Bemarituzumab for FGFR2b-Positive Gastric Cancer

In clinical trials involving patients with esophagogastric adenocarcinoma, treatments with monoclonal antibodies targeting transmembrane growth-factor receptors have largely failed. However, some trials did not use biomarkers to select patients most likely to respond to such therapy.

Investigators now report results of an industry-sponsored, international, randomized, double-blind, placebo-controlled, phase 2 trial (FIGHT) that used overexpression of fibroblast growth-factor receptor 2b (FGFR2b) or FGFR2 gene amplification to select advanced gastric cancer patients who might respond to bemarituzumab, a humanized monoclonal antibody blocking the FGFR2b receptor.

Of 910 screened participants with HER2-negative metastatic gastric or gastroesophageal junction cancer, 262 had FGFR2b overexpression (as determined by immunohistochemistry), 38 had FGFR2 gene amplification (as determined blood-based genomic profiling), and 26 had both FGFR2b overexpression and FGFR2 gene amplification. From this FGFR2b-positive group, 155 eligible patients (median age, 60; 72% male; 88% with gastric primaries; 17% with prior adjuvant therapy) were randomized to first-line treatment with mFOLFOX6 plus either bemarituzumab or placebo.

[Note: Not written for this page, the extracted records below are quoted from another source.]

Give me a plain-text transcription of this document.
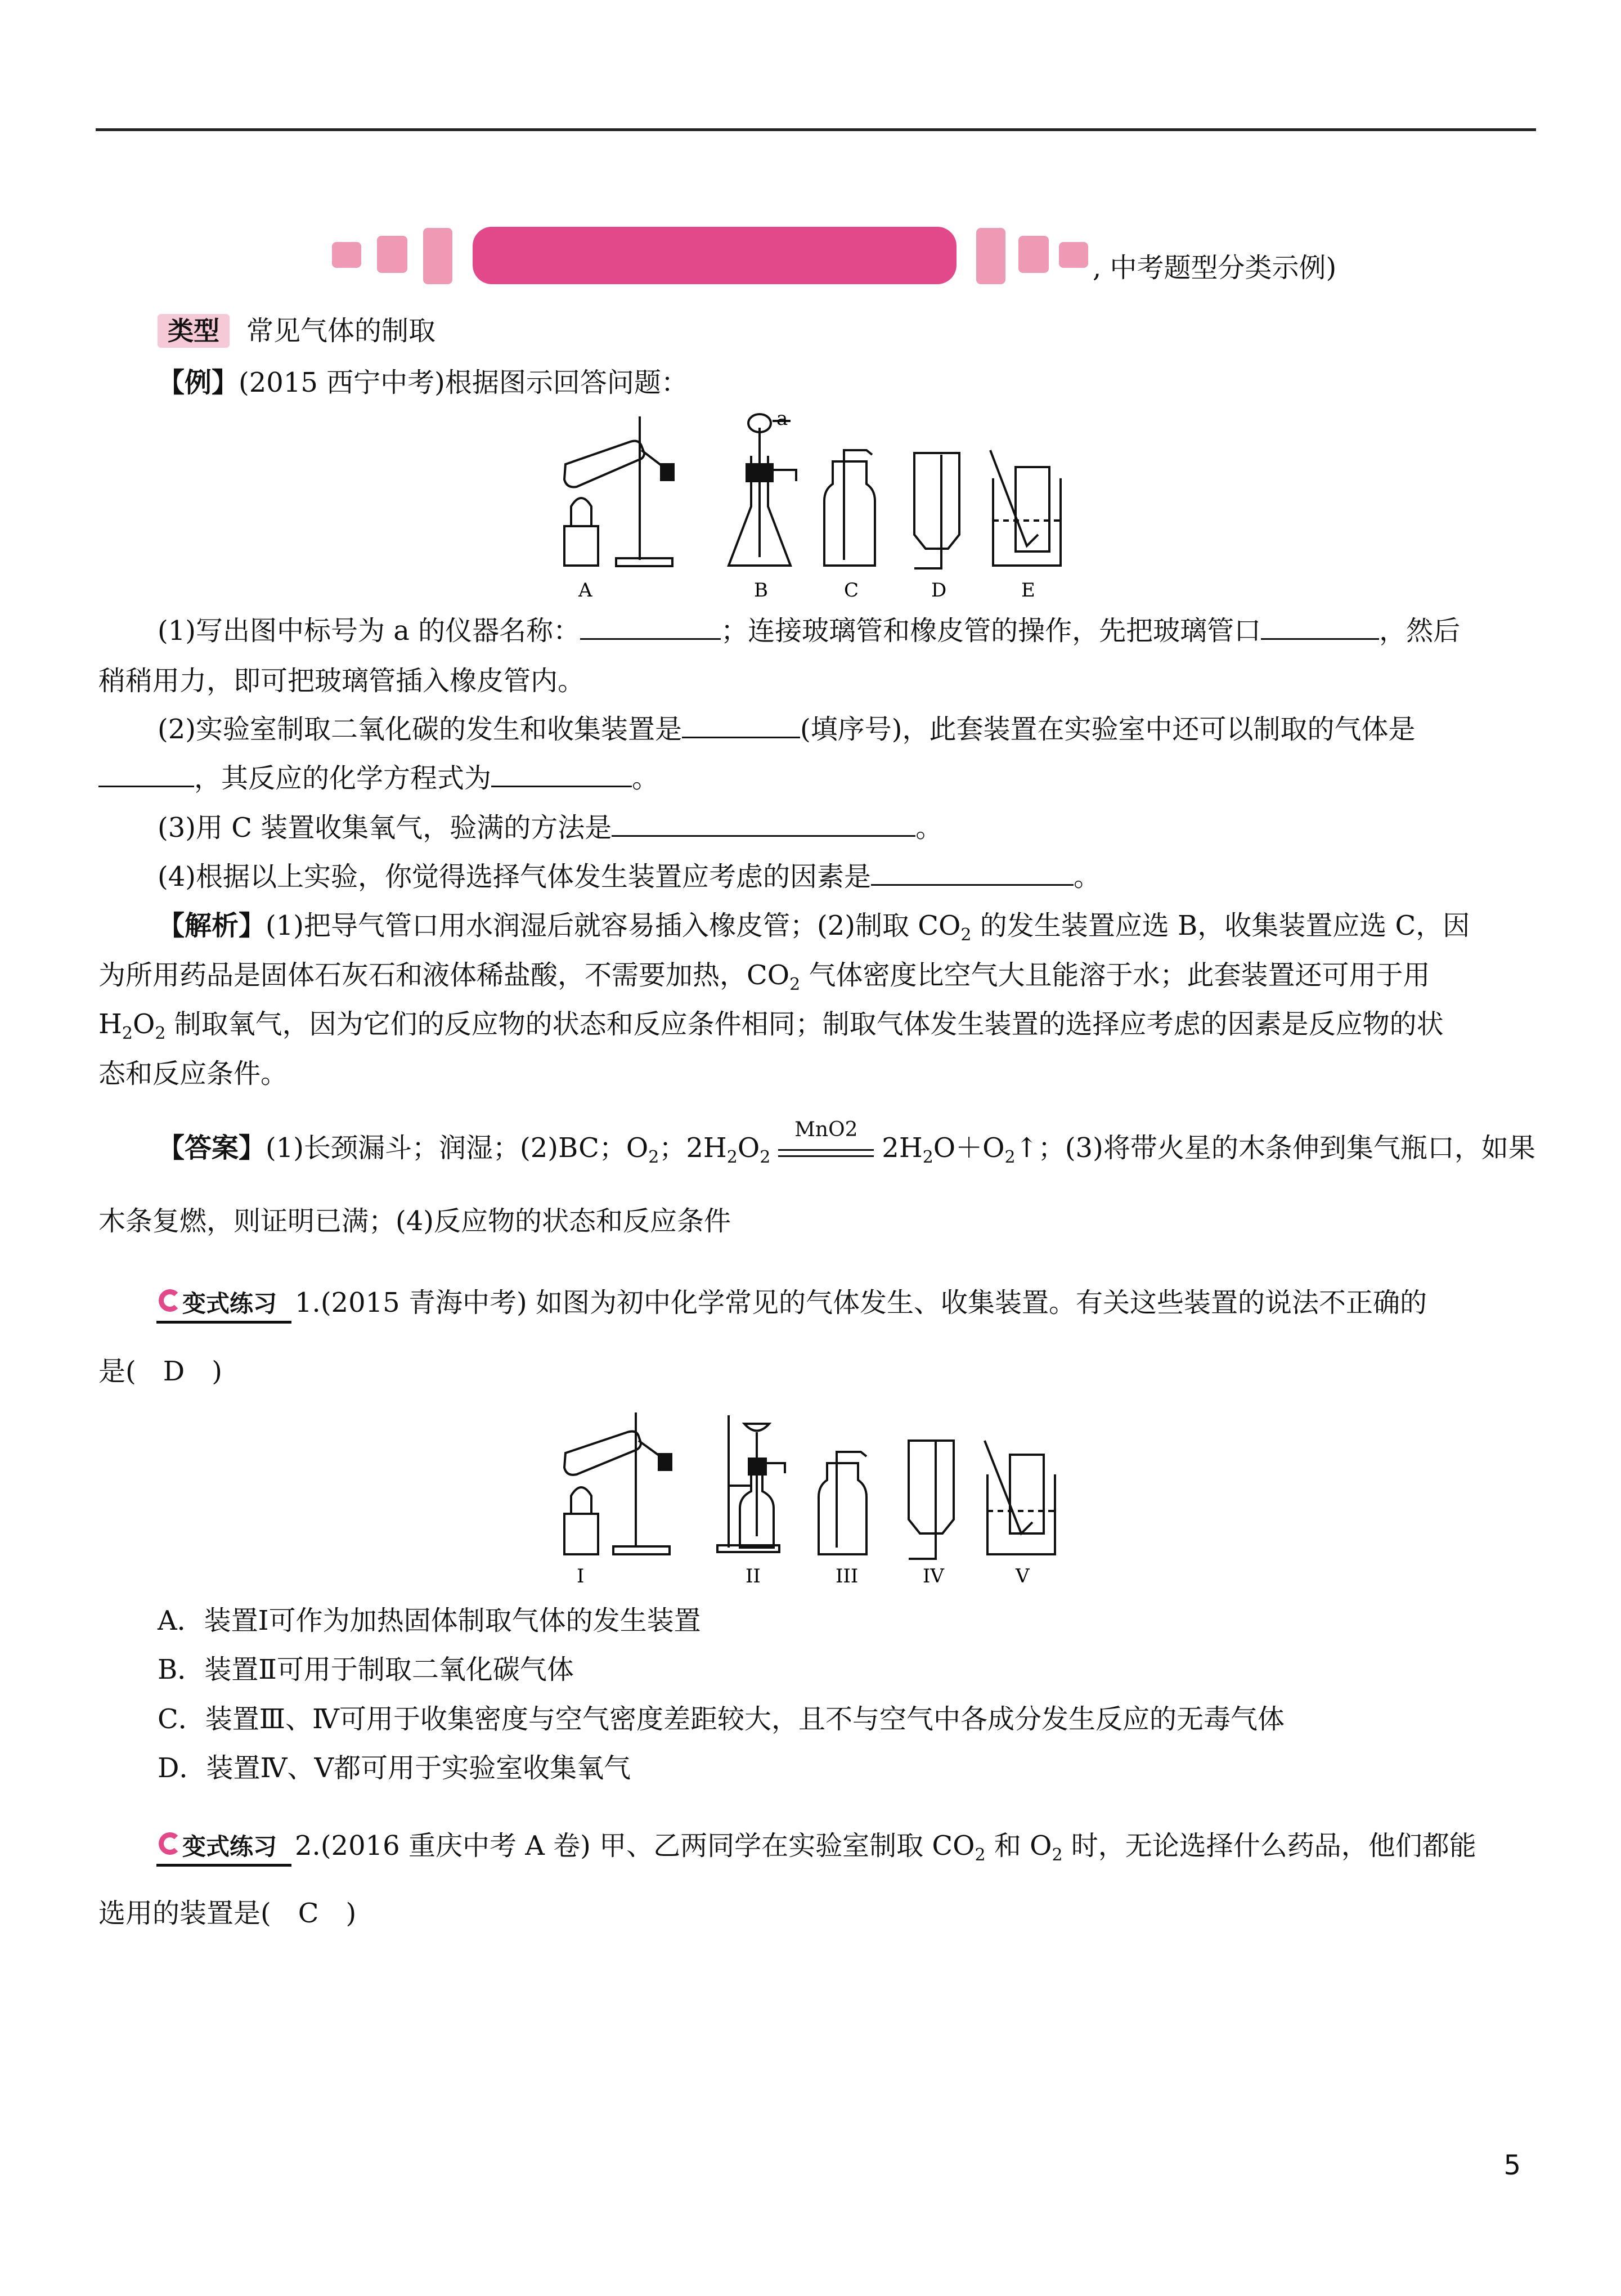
, 中考题型分类示例)
类型 常见气体的制取
【例】(2015 西宁中考)根据图示回答问题：
a
A	B	C	D	E
(1)写出图中标号为 a 的仪器名称：	；连接玻璃管和橡皮管的操作，先把玻璃管口	，然后
稍稍用力，即可把玻璃管插入橡皮管内。
(2)实验室制取二氧化碳的发生和收集装置是	(填序号)，此套装置在实验室中还可以制取的气体是
，其反应的化学方程式为	。
(3)用 C 装置收集氧气，验满的方法是	。
(4)根据以上实验，你觉得选择气体发生装置应考虑的因素是	。
【解析】(1)把导气管口用水润湿后就容易插入橡皮管；(2)制取 $CO_2$ 的发生装置应选 B，收集装置应选 C，因
为所用药品是固体石灰石和液体稀盐酸，不需要加热，$CO_2$ 气体密度比空气大且能溶于水；此套装置还可用于用
$H_2O_2$ 制取氧气，因为它们的反应物的状态和反应条件相同；制取气体发生装置的选择应考虑的因素是反应物的状
态和反应条件。
【答案】(1)长颈漏斗；润湿；(2)BC；$O_2$；$2H_2O_2$
MnO2
$2H_2O+O_2↑$；(3)将带火星的木条伸到集气瓶口，如果
木条复燃，则证明已满；(4)反应物的状态和反应条件
变式练习 1.(2015 青海中考) 如图为初中化学常见的气体发生、收集装置。有关这些装置的说法不正确的
是(　D　)
I	II	III	IV	V
A．装置Ⅰ可作为加热固体制取气体的发生装置
B．装置Ⅱ可用于制取二氧化碳气体
C．装置Ⅲ、Ⅳ可用于收集密度与空气密度差距较大，且不与空气中各成分发生反应的无毒气体
D．装置Ⅳ、Ⅴ都可用于实验室收集氧气
变式练习 2.(2016 重庆中考 A 卷) 甲、乙两同学在实验室制取 $CO_2$ 和 $O_2$ 时，无论选择什么药品，他们都能
选用的装置是(　C　)
5
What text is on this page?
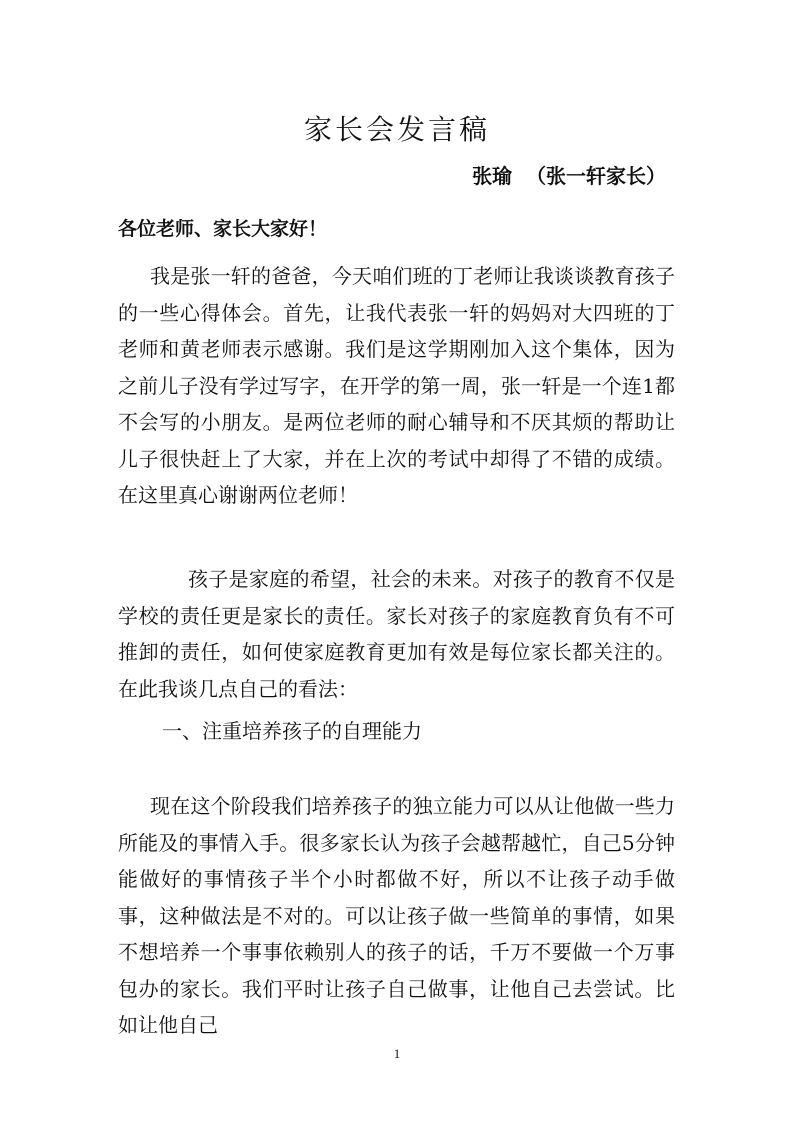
家长会发言稿
张瑜  （张一轩家长）
各位老师、家长大家好！

我是张一轩的爸爸，今天咱们班的丁老师让我谈谈教育孩子的一些心得体会。首先，让我代表张一轩的妈妈对大四班的丁老师和黄老师表示感谢。我们是这学期刚加入这个集体，因为之前儿子没有学过写字，在开学的第一周，张一轩是一个连1都不会写的小朋友。是两位老师的耐心辅导和不厌其烦的帮助让儿子很快赶上了大家，并在上次的考试中却得了不错的成绩。在这里真心谢谢两位老师！

孩子是家庭的希望，社会的未来。对孩子的教育不仅是学校的责任更是家长的责任。家长对孩子的家庭教育负有不可推卸的责任，如何使家庭教育更加有效是每位家长都关注的。在此我谈几点自己的看法：

一、注重培养孩子的自理能力

现在这个阶段我们培养孩子的独立能力可以从让他做一些力所能及的事情入手。很多家长认为孩子会越帮越忙，自己5分钟能做好的事情孩子半个小时都做不好，所以不让孩子动手做事，这种做法是不对的。可以让孩子做一些简单的事情，如果不想培养一个事事依赖别人的孩子的话，千万不要做一个万事包办的家长。我们平时让孩子自己做事，让他自己去尝试。比如让他自己

1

At a median follow-up of 10.9 months, the primary endpoint of progression-free survival trended superior with bemarituzumab compared with placebo (9.5 and 7.4 months; hazard ratio, 0.68; P=0.073), as did overall survival (19.2 and 13.5 months) and response rate (47% and 33%). The rate of serious adverse events was similar with either treatment. Bemarituzumab was associated with more stomatitis (9% vs. 1%) and more corneal toxicity (24% vs. 0%).